En
cuanto oscurece se abre el jardín del miedo. Es verdad que hemos buscado en la noche
otras delicias, que los sueños más brillantes se derraman en la pantalla de la
oscuridad, que el silencio oscuro de la noche se disuelve en el calor de un
abrazo. Es solo que esa profusión de anuncios que nos alarma en la radio para
que instalemos sistemas de seguridad porque han robado a los vecinos o porque
han asaltado la tienda de Pedro, nos habla de nuestra privilegiada situación de
confort a pesar de todas las carencias.
Te
lo digo a ti, que estás escuchando ahora la radio, aún a riesgo de que acabes
de recibir una carta de despido. Te lo digo sin saber si tu universo estable se
ha volcado por un cambio repentino de condiciones, si has sufrido un terremoto
inesperado. Te lo digo arriesgando mucho, pero con la sólida convicción de que,
por muy mal que te vayan las cosas, tienes un margen para decir que la vida te
trata bien. Y por eso sientes la necesidad de poner bajo llave tu bienestar, de
asegurarte el nido frente a intrusos. Y eso lo sientes especialmente cuando cae
la tarde, en cuanto oscurece. Quieres resolver tu crucigrama diario a salvo de
sorpresas.
Pero
no siempre es posible o no todo el mundo tiene esa posibilidad. Hace algunos
días se podía leer en la prensa digital un titular que decía: La presión policial empuja a León a los
menores que han atemorizado a los vecinos de Langreo. Bueno, en realidad no
se trataba de todo Langreo; solo de la parroquia de Ciaño, que atemorizar a todo
Langreo igual no es tan fácil y menos si los que atemorizan son un grupo de
chavales. Lo primero que quiero decirte es que no te alarmes, que no hay riesgo
de que esos chicos que han venido a León desde Asturias atemoricen aquí a
nadie, porque ya se han vuelto a ir. Pero lo que me interesa es esa reflexión
sobre el miedo. “En cuanto oscurece, tenemos miedo a andar por la calle”,
señalaba algún vecino según se recoge en la noticia. Tenemos miedo a andar por la
calle, porque se acercan a nosotros y nos molestan. Necesitamos alarmas para
proteger lo nuestro. Claro que sí, porque, en cuanto oscurece, llega el
peligro. Parece que pudieran quitarnos lo que tenemos, aunque se trate de niños
que están pasando hambre, niños que no necesitan ningún sistema de seguridad en
su casa, niños que no viajan a la playa en el verano, que rebuscaban comida en
los contenedores. No podemos sentenciar solo con miedo la oscuridad de la piel
de esos niños. Son niños. No es justo pensar que la solución sea solo policial.

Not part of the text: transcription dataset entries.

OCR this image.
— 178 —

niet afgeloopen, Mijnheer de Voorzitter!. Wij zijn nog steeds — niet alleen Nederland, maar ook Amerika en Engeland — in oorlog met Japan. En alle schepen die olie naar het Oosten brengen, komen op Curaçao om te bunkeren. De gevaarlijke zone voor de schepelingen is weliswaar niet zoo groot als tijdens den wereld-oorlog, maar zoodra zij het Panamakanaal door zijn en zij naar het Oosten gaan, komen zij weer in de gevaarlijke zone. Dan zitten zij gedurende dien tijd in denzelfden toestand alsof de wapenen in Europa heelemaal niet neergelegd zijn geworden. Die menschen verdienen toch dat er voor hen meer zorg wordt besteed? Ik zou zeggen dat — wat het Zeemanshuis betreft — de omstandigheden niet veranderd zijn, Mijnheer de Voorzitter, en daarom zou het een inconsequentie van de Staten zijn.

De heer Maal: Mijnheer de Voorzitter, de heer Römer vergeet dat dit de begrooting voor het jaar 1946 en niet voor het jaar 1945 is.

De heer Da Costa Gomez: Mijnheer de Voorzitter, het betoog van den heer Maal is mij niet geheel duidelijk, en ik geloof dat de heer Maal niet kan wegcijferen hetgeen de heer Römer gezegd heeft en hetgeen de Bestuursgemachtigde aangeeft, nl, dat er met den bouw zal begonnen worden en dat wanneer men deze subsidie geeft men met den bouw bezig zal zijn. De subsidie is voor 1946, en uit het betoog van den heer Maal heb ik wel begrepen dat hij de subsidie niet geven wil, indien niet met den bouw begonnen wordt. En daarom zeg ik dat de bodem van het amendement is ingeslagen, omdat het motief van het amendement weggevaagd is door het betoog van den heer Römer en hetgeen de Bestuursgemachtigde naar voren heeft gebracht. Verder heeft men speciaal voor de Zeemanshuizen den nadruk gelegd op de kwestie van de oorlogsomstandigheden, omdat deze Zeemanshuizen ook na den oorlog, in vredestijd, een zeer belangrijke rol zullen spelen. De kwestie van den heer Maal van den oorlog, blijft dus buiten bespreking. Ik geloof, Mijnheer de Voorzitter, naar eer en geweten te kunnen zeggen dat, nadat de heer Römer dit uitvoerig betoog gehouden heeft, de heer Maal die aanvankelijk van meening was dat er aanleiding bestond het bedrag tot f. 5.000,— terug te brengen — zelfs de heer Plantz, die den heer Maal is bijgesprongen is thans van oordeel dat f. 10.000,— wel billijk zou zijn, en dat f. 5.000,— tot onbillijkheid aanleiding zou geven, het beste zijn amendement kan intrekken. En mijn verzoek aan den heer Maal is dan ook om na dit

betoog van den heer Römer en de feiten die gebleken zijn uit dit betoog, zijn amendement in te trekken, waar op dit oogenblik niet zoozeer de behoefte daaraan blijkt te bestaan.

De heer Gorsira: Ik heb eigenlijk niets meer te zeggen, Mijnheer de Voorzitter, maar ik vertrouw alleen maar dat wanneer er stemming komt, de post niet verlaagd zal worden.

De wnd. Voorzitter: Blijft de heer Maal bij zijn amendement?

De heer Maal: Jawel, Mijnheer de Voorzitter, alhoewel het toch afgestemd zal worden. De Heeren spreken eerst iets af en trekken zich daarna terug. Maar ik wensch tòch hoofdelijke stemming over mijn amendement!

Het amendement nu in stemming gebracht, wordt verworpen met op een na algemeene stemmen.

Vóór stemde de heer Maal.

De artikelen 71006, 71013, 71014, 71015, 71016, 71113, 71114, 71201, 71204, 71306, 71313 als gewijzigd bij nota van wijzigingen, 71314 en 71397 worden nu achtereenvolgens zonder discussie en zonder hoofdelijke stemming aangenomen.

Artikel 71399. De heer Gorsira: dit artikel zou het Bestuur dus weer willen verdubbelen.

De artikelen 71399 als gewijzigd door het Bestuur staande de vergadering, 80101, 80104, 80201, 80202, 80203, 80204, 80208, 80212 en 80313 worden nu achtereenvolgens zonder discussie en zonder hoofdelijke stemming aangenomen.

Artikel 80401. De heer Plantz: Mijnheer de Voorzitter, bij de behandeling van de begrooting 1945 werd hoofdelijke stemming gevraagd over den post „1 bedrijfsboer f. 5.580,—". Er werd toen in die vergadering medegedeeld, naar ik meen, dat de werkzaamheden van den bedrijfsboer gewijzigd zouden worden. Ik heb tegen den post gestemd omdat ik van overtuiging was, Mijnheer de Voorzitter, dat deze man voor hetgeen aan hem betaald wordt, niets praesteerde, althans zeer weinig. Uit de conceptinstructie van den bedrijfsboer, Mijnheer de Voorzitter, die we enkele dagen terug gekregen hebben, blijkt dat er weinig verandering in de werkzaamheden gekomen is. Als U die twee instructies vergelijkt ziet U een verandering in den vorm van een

La piel oscura se pega al hueso y en el tuétano del miedo brota una semilla de
odio.
Ayer
estuve con un puñado de chiquillos de tres años que venían de ver en un
planetario las estrellas. Eran un universo de colores; pieles de color
aceituna, rostros más blancos, miradas morenas del norte de África, unos ojos
de más allá del mar. “En Venezuela hay hambre”, dijo una. “Aquí hay comida y,
cuando se acaba, están las tiendas”. Tendrías que ver cómo mordía cada uno su
gominola, cómo apretaba su deseo al compás de su necesidad. Mordiscos voraces,
pequeños pellizcos. De uno o de mil bocados. Todos salvo uno que solo chupó el
azúcar de fuera y escondió el resto y otro que no sabía que aquello que tenía
en la mano era para comer: un tesoro sin inhibidores.